Sir Roy said: “I believe that the recommendations in this report, if fully implemented, could achieve the target of a 30 per cent unit cost reduction by 2018/19 based on current estimates of future demand.

“There is a need for the industry to earn its ‘licence to grow’, so that the opportunities that lie ahead can be exploited, and above all there is a clear imperative to give taxpayers and passengers a better deal.”

Steve Broadbent, a contributor to Rail magazine who lives in Burley -in-Wharfedale, said: “The rail industry has been tinkering at the edges, shutting ticket offices or cutting catering services on trains. They are as sceptical as the Government is keen.”

Government Transport minister Theresa Villiers defended the proposed fare increases as part of a “massive programme” of rail improvements.

“Rail fares are making an important contribution at a time when taxpayer funds are limited by the need to tackle the deficit,” she added.

The Government did indeed announce recently a five-year programme of spending on rail, from April 2014, totalling £9 billion. That seems an enormous sum until measured against the amount of tax-payers’ money given to the European Union in the past 11 years – £172.7 billion, according to Pink Book figures issued by the Office for National Statistics.

One of the legacies of the Beeching rail closures in the early 1960s and rail privatisation in 1994, is that the railways are viewed in isolation from the wider spectrum of policies on planning, housing, roads, industry, technological development and health.

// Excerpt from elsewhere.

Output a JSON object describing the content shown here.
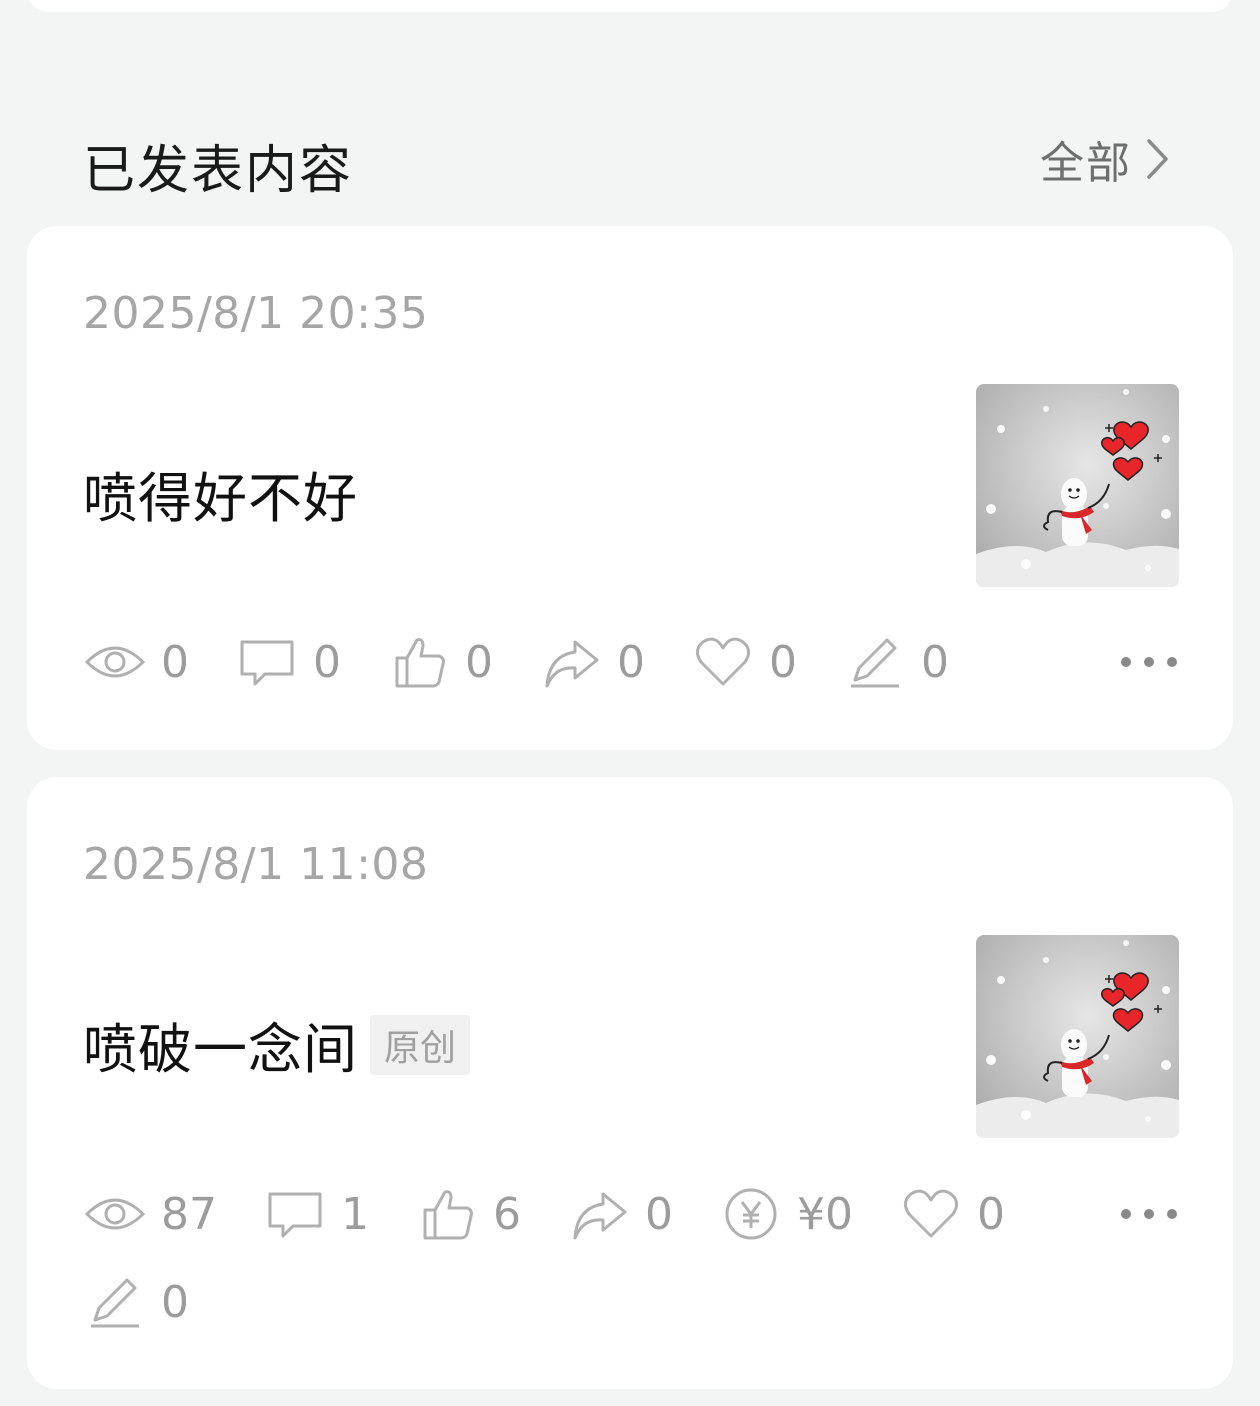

Every year, about 1.4 billion rail journeys take place, the majority of them peak-time journeys to and from London. For every full commuter train arriving, a virtually empty one makes the return journey. This is not cost-effective and can only be paid for either by tax-payers’ subsidy or higher fares.

Rail privatisation was supposed to reduce public subsidy. But according to the McNulty Report, the reverse has happened. Public subsidy rose to £6.8 billion in 2006/7 from a mere £44m in 1997/98. It now stands at £4.5 billion, but still represents 20 per cent of rail revenue.

But are so many daily commuter trips really necessary? Before the Olympic Games, some commentators warned that the extra demand on London’s rail services would be so great the system would grind to a halt.

That didn’t happen, mainly because civil servants were encouraged to work from home. If more people worked from home or lived within walking distance of their work, the benefits to their health as well as their pocket are obvious.

Steve Broadbent said: “We don’t have a policy that brings all these issues into the round. The rail industry is very high-profile even though only seven per cent of the population use the railways, and the vast majority of them are commuters.

“Transport secretaries come and go like the seasons. It only takes one to come in who is pro-road and anti-rail and we’re off again on the same cycle.

“It is unfathomable, because money leaks out to foreign governments, which makes no sense. Northern Rail is half-owned by the Dutch Government. Arriva buses, which go in and out of Bradford, are wholly owned by German state railways.

“For me, railways should be a public service. But since rail privatisation in 1994, they are neither a public service nor a private enterprise.

“Private companies have to stick to what the Government wants. The contracts are very strict, but I wouldn’t think there are many train experts in the Treasury or even in the Ministry of Transport,” he added.